Per l’anno scolastico 2025-2026, la Fondazione Mondo Digitale ETS rafforza il proprio impegno con il programma Coding Girls & Women, sostenuto dal Ministero del Lavoro e delle Politiche Sociali nell’ambito dell’Avviso 2/2024 e realizzato in rete con aziende, istituzioni locali ed enti del terzo settore, tra cui l’associazione Lisca Bianca ETS. L’obiettivo è costruire un ecosistema capace di accompagnare le persone nello sviluppo di competenze digitali, scientifiche e trasversali, favorendo l’accesso e la permanenza nel mondo delle STEM.
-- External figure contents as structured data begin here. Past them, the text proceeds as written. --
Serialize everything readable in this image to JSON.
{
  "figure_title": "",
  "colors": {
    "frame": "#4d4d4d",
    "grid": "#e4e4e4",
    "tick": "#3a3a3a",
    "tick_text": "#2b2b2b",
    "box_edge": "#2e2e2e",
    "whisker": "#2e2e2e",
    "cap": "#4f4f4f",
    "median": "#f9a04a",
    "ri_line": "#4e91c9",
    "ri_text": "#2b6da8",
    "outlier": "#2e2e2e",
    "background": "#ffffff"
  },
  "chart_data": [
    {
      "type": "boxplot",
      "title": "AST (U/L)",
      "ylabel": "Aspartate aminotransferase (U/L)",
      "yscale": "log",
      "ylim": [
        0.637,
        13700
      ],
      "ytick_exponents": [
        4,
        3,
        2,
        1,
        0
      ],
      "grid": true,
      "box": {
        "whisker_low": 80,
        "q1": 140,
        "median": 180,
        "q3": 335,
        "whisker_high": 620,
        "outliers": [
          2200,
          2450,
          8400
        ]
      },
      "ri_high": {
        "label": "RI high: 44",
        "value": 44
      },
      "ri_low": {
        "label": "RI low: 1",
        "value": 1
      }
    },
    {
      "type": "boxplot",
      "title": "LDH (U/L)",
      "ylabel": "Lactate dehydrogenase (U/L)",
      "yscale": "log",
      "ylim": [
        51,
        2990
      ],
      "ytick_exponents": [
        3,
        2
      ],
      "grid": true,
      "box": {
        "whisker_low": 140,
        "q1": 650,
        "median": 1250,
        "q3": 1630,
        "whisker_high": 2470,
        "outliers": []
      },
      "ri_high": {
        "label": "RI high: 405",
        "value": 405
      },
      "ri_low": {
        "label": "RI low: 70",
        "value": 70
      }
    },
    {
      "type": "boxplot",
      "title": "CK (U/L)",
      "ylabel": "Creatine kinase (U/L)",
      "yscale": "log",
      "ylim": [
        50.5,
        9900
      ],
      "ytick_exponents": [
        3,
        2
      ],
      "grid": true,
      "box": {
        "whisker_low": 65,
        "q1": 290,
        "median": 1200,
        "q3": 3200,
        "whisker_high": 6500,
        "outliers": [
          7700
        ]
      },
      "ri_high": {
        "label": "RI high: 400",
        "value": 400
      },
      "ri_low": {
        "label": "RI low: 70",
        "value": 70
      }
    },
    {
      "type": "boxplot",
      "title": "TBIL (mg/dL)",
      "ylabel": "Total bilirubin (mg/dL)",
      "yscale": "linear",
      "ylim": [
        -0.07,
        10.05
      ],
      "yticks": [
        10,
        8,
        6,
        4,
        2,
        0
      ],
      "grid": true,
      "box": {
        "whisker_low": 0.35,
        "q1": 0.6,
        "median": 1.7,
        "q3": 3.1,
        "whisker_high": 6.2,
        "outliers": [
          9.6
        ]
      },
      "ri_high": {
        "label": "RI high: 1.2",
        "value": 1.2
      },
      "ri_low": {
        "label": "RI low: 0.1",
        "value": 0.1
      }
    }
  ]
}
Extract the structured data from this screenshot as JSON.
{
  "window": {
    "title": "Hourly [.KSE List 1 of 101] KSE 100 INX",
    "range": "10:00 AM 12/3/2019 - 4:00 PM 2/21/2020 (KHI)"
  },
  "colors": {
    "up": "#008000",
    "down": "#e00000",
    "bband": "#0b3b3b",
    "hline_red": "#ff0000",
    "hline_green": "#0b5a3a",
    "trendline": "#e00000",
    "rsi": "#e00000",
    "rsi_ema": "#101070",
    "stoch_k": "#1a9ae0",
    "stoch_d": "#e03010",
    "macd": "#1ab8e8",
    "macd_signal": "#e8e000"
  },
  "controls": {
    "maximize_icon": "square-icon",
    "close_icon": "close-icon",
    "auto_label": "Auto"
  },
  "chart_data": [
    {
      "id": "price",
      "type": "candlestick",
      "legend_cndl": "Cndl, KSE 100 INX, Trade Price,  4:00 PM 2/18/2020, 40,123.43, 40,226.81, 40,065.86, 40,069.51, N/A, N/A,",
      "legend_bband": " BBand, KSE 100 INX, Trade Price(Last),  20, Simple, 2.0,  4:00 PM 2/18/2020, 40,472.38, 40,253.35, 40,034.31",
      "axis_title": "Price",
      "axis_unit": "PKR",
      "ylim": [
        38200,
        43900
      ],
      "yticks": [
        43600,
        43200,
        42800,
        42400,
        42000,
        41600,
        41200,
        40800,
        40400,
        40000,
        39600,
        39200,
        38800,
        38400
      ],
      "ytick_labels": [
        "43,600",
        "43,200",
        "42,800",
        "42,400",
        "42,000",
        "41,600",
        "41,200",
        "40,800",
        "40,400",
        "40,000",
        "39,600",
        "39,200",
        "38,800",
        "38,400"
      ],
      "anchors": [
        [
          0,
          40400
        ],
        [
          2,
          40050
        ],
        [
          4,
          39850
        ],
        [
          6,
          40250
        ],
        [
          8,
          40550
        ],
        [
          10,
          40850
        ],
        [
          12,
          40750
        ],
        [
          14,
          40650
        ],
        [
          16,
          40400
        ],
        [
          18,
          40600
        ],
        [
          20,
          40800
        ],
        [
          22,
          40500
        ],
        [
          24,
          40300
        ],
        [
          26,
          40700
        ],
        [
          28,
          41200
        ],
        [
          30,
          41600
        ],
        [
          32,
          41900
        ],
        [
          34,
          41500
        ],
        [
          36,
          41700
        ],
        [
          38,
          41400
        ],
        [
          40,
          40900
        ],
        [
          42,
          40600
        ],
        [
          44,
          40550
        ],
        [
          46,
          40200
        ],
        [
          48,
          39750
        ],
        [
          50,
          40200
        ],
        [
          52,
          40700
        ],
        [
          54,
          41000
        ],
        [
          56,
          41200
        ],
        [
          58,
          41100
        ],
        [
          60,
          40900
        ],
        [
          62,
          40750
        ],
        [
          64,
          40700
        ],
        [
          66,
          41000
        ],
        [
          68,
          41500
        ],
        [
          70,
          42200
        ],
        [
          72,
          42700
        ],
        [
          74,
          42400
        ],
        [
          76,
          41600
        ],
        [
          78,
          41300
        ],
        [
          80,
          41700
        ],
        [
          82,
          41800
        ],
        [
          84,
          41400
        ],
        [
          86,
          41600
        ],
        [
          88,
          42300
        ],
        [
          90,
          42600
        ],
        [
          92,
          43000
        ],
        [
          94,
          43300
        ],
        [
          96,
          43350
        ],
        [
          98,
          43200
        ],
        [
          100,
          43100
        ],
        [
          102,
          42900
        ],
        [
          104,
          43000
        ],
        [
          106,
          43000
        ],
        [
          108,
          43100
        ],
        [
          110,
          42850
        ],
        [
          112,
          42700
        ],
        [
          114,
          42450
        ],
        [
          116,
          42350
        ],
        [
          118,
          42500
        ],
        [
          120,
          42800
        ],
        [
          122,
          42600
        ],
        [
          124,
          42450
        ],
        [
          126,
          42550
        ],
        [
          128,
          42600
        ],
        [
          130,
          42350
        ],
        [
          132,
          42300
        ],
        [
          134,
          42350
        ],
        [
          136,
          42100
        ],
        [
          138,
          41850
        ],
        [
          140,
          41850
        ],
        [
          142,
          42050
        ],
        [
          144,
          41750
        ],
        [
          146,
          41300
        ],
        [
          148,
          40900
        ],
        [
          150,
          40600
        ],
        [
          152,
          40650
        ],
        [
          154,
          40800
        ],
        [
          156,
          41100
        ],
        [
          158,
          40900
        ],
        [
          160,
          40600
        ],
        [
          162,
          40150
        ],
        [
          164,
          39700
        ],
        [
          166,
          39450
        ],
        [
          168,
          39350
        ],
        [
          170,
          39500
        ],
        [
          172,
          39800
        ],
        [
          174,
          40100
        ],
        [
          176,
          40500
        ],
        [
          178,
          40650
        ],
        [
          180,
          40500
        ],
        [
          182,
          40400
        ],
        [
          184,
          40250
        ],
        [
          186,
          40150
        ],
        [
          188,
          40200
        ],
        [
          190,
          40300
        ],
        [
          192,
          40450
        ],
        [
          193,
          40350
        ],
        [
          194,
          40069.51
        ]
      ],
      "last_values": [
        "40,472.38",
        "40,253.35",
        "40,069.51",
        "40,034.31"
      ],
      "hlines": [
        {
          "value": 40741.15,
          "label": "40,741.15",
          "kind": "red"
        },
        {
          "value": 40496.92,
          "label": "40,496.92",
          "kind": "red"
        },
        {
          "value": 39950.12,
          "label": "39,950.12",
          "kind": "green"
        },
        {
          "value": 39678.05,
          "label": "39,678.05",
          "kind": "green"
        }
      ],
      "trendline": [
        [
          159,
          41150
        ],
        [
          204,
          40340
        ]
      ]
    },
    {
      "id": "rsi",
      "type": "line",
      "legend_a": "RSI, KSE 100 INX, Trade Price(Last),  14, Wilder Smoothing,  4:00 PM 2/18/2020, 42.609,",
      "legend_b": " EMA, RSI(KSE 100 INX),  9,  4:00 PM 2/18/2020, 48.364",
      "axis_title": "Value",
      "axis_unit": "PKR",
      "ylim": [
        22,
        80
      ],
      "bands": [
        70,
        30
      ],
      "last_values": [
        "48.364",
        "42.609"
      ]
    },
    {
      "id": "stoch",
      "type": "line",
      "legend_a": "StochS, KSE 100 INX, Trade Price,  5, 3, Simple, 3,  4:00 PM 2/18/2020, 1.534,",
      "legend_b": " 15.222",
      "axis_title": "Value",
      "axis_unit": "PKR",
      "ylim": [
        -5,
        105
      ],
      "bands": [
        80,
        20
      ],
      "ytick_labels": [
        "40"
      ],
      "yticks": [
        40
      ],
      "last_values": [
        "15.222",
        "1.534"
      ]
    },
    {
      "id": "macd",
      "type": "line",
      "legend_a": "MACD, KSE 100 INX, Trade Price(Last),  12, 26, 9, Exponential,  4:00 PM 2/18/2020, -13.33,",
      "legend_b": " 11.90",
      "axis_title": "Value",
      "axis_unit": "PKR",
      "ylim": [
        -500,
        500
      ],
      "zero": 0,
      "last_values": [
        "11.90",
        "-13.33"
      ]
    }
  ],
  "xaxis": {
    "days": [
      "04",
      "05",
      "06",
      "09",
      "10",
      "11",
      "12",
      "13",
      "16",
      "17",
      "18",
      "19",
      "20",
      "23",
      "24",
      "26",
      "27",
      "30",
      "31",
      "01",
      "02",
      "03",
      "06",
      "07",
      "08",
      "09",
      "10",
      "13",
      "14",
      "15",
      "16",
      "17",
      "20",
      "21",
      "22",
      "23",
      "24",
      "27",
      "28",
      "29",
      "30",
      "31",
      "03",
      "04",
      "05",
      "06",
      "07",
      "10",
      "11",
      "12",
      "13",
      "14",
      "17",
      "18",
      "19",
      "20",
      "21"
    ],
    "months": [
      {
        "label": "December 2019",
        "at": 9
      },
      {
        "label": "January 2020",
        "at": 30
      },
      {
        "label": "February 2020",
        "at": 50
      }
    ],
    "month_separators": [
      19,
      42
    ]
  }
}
I numeri della dodicesima edizione testimoniano la portata del progetto: coinvolti 2.200 studenti della scuola primaria, 10mila della secondaria di primo grado, 30mila della secondaria di secondo grado, 4mila universitari, 500 tra dottorandi e ricercatori, 100 role model, 500 educatori e formatori, 200 volontari aziendali, 1.000 genitori, 500 giovani in transizione e 1.000 donne in condizione di fragilità. Proseguono inoltre le collaborazioni con aziende e istituzioni, tra cui ING, Microsoft e Google.org. Le attività confluiscono in un tour nazionale articolato in 12 tappe, tra cui il percorso Ask&Hack a Torino, che integra coding e Diversity & Inclusion coinvolgendo anche giovani ipovedenti.